Piano Concerto no. 2 in B flat major, op. 19

I. Allegro con brio II. Adagio III. Rondo. Molto allegro

 

On December fifteenth, 1800, Beethoven wrote a letter to his friend, the composer and music publisher F. A. Hoffmeister, who had recently moved from Vienna to Leipzig. Beethoven was offering Hoffmeister “a concerto for the piano, which I do not claim to be one of my best … However, it will not disgrace you to publish it.” Maybe Beethoven was a bit harsh on this concerto, now known as No. 2 in B flat major, on which he had worked, off and on, for an unusually long period of time. The first sketches go back to the Bonn years, that is, before 1792, and the concerto, premiered in 1795, underwent further revisions until the time of publication. (The C major concerto was written later but was published before the B flat major, thereby becoming Concerto No. 1.)

 

Although clearly indebted to Mozart's concertos, this concerto immediately makes it clear why and how this young pianist composer conquered the Viennese music scene so soon after his arrival. Who else could have handled the Mozartian concerto form with such  originality and imagination?

 

Innovative moments in the concerto include an extended digression into the minor mode shortly after the beginning, and the frequent repetitions of musical motives a half-step higher, something we find in many later Beethoven works as well.
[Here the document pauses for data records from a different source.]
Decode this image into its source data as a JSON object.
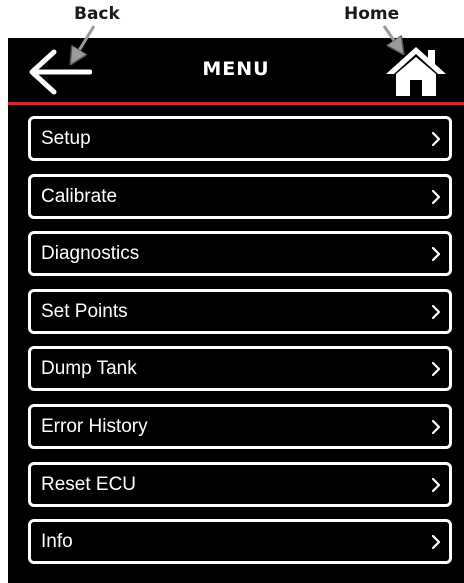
{
  "callouts": {
    "back": "Back",
    "home": "Home"
  },
  "header": {
    "title": "MENU",
    "back_icon": "arrow-left-icon",
    "home_icon": "house-icon"
  },
  "menu": {
    "items": [
      {
        "label": "Setup"
      },
      {
        "label": "Calibrate"
      },
      {
        "label": "Diagnostics"
      },
      {
        "label": "Set Points"
      },
      {
        "label": "Dump Tank"
      },
      {
        "label": "Error History"
      },
      {
        "label": "Reset ECU"
      },
      {
        "label": "Info"
      }
    ]
  },
  "colors": {
    "background": "#000000",
    "accent_rule": "#d6262e",
    "text": "#ffffff"
  }
}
In the solo section, the lyrical melodic element predominates, although there are plenty of virtuoso passages and a few powerful percussive spots. In 1809, the year of the Emperor Concerto, Beethoven wrote a cadenza for this movement in his typical middle-period style; the cadenza treats the main theme contrapuntally before bursting into brilliant figurations.

 

The second movement (Adagio) begins softly, with a lyrical cantabile (singing) melody, but, in typical Beethovenian fashion, the volume reaches fortissimo already in the sixth measure. The simple melody receives lavish ornamentation from the solo piano, which plays a remarkable written out quasi cadenza at the end of this movement. This passage, preceded by the familiar chord (known as “6 4”) that always introduces cadenzas, is marked “con gran espressione” (with great expression) and “senza sordino.” The latter instruction (“without damper”) means that the passage has to be played with the right pedal pressed down to release the damper and allow the strings to keep on sounding. (The same effect was later used in the “Moonlight” sonata.)

 

The most striking feature of the finale's main theme is its rhythm with a short eighth note on the downbeat followed by a longer quarter note marked sforzando (accented). Such irregular accents were to remain central to Beethoven's idiom; in this instance, their piquancy is increased by a variation introduced later in the movement;” at one point, the eighth note is shifted from the downbeat to the previous upbeat – a subtle but very noticeable difference. For the rest, the finale is a regular sonata rondo in which this bouncy rondo theme alternates with a more placid second subject and with a fiery central episode in G minor.